Currently, this is how I do it:
def d_network_d_input(network_obj, input_to_network):
"""
:param network_obj: netowrk object that returns outpout of shape: [batch_size, x, y, z]
:param input_to_network: shape [batch_size, T]
:return: Gradient of output w.r.t to input - [batch_size, 3]
"""
network_obj.zero_grad()
output_from_network = network_obj(input_to_network)

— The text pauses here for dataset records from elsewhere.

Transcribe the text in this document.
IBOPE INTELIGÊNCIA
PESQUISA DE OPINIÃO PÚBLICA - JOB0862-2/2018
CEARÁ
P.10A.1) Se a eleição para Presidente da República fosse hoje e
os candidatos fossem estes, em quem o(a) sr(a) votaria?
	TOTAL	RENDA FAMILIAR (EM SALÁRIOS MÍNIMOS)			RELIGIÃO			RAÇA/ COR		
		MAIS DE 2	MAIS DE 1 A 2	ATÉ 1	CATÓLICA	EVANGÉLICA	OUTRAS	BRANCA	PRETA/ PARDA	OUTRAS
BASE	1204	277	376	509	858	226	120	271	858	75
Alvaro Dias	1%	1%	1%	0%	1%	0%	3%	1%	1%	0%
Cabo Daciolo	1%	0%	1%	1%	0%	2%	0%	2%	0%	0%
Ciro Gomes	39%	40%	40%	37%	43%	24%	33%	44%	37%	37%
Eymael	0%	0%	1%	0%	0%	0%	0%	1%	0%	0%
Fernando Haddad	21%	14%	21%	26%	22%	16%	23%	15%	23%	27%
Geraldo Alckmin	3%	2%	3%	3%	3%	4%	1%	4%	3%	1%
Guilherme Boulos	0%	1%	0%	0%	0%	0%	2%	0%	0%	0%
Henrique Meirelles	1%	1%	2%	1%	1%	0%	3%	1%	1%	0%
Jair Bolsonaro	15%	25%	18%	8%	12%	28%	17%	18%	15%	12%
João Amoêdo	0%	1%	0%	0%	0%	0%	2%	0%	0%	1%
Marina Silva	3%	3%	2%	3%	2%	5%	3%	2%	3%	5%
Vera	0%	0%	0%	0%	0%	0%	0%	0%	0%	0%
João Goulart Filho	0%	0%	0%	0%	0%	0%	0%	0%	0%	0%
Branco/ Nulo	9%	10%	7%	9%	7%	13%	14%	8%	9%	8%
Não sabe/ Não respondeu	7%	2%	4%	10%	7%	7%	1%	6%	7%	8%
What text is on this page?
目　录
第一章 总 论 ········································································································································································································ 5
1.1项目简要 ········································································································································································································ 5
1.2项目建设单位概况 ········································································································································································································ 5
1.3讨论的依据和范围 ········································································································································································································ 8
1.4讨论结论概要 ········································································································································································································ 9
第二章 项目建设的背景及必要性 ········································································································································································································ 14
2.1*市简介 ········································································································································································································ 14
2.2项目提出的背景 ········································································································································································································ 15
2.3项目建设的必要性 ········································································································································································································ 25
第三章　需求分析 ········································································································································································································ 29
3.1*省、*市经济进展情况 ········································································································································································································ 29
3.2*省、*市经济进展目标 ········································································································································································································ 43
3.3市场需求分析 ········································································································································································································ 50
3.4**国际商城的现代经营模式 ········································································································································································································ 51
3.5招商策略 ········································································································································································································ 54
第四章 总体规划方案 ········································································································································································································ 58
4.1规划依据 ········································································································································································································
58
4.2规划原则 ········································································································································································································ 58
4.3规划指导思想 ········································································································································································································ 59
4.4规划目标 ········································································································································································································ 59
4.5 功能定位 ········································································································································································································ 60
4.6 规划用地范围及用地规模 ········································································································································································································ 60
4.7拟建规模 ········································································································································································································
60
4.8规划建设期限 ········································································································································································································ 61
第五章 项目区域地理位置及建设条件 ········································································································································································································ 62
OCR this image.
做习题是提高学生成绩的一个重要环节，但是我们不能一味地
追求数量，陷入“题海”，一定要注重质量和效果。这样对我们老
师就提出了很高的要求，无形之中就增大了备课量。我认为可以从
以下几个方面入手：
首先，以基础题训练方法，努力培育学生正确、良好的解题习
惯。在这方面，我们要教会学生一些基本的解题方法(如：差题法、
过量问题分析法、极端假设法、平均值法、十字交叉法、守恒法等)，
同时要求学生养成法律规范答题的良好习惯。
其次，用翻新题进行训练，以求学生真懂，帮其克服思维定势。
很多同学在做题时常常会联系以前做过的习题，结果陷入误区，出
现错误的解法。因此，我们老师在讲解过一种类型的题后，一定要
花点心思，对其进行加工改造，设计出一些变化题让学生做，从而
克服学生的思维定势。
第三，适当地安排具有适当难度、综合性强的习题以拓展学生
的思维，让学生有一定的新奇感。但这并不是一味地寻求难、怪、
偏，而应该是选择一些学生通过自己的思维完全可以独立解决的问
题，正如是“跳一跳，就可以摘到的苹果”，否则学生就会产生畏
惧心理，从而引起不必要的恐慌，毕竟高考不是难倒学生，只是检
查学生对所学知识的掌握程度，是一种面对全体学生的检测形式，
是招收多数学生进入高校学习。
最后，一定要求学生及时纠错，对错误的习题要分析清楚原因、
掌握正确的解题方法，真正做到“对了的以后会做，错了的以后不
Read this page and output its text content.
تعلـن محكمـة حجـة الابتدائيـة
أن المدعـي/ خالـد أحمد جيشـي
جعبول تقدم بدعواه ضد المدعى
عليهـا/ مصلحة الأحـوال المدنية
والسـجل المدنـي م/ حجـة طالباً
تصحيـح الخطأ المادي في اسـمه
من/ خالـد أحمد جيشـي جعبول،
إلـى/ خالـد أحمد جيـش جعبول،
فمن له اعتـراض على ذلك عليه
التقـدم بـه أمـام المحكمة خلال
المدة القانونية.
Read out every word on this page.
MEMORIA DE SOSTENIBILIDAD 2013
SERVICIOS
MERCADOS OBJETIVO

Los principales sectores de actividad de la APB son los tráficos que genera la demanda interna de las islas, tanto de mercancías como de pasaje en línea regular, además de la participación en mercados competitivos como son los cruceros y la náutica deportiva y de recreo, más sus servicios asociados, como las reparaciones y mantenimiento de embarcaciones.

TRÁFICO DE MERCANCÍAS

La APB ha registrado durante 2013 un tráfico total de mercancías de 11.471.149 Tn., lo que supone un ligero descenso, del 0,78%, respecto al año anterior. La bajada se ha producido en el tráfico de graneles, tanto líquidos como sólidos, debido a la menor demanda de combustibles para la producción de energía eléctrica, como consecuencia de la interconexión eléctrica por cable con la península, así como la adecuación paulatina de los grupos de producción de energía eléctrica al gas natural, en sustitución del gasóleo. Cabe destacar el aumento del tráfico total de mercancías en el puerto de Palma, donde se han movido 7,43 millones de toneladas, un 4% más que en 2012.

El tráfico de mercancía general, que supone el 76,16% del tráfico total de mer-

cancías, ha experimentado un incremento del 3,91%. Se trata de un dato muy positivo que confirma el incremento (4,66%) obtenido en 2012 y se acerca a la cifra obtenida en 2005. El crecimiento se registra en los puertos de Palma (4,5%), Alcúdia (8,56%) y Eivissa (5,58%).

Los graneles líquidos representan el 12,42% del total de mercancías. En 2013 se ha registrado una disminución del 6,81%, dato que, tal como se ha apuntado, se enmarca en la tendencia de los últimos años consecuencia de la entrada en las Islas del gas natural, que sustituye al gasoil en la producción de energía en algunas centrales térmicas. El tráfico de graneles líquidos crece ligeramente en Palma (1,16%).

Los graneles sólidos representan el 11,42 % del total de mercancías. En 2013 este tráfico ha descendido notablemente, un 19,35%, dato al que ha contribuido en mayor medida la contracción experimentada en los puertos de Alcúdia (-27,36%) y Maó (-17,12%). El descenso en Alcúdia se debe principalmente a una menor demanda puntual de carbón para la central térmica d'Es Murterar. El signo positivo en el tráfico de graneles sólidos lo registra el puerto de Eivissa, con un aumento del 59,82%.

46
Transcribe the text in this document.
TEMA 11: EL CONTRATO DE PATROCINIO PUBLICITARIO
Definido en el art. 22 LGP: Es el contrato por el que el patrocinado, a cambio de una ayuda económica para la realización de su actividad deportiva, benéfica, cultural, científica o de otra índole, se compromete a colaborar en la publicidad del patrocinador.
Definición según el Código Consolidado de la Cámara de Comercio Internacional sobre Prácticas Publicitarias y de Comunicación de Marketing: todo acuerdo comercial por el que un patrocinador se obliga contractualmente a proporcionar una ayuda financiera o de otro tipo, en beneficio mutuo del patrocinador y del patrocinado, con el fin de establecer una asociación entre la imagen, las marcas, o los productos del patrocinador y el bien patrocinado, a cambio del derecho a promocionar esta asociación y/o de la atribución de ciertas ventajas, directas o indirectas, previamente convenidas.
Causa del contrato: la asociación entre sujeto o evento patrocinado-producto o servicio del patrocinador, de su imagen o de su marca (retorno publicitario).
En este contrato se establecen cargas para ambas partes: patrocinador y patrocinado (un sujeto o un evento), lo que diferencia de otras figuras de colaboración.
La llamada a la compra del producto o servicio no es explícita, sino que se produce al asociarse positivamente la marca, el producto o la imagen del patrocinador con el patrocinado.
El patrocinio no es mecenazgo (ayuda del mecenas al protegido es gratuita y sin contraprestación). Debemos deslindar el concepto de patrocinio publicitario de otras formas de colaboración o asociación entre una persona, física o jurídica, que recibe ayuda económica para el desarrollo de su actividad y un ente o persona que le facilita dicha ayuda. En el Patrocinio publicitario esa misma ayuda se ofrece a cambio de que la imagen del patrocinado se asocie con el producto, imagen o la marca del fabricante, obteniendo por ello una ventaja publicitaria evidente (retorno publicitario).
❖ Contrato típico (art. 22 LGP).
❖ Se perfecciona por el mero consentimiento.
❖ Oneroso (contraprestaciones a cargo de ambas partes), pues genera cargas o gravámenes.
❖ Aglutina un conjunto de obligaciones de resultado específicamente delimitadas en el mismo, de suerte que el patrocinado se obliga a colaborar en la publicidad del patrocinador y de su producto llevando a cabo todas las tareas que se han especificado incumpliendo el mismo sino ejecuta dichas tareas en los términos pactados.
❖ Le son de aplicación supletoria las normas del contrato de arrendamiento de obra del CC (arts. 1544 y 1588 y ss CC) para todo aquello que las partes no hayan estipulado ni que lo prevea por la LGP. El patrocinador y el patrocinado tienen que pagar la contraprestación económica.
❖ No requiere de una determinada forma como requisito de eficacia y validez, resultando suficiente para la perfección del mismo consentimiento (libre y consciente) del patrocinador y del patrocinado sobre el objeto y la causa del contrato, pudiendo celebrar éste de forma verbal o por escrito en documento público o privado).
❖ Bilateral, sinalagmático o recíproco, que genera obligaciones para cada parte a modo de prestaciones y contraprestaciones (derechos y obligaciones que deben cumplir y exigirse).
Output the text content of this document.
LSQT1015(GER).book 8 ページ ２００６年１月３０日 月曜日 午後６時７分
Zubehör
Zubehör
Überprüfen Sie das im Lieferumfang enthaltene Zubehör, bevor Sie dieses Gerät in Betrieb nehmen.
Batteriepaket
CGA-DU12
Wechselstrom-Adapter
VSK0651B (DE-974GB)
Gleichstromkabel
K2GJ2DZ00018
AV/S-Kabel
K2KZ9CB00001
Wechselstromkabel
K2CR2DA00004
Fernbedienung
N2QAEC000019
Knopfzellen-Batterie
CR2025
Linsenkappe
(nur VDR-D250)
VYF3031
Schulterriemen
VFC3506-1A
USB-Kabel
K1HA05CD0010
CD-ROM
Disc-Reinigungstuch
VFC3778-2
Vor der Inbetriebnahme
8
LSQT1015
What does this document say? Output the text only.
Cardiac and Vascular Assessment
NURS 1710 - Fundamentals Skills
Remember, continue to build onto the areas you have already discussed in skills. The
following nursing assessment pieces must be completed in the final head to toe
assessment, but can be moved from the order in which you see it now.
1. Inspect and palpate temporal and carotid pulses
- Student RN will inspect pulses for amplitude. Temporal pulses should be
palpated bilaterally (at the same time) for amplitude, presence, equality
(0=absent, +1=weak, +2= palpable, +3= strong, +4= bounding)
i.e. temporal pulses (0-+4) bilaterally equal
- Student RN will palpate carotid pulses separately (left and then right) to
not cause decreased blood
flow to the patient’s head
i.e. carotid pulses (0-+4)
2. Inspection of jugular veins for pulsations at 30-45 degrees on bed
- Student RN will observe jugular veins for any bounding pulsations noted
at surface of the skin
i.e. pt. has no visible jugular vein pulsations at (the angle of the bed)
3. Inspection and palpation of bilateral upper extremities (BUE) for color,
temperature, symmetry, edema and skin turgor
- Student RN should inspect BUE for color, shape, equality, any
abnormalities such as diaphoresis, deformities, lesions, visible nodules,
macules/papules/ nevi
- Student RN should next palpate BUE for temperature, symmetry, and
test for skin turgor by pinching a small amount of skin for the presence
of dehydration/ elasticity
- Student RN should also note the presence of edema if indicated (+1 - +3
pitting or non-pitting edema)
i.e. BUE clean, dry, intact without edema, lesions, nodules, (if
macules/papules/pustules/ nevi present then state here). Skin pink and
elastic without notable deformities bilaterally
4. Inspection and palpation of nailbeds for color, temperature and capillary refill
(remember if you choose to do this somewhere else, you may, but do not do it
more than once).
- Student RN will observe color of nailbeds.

if input_to_network.grad is not None:
input_to_network.grad.data.zero_()
for single_batch in output_from_network:
output_x, _, _ = single_batch
output_x.backward(retain_graph=True)
dxdt = input_to_network.grad.clone()
input_to_network.grad.data.zero_()
for single_batch in output_from_network:
_, output_y, _ = single_batch
output_y.backward(retain_graph=True)
dydt = input_to_network.grad.clone()
input_to_network.grad.data.zero_()
for single_batch in output_from_network:
_, _, output_z = single_batch
output_z.backward(retain_graph=True)
dzdt = input_to_network.grad.clone()
return dxdt, dydt, dzdt, output_from_network
Is this the correct way, and is there any efficient way?
Thanks!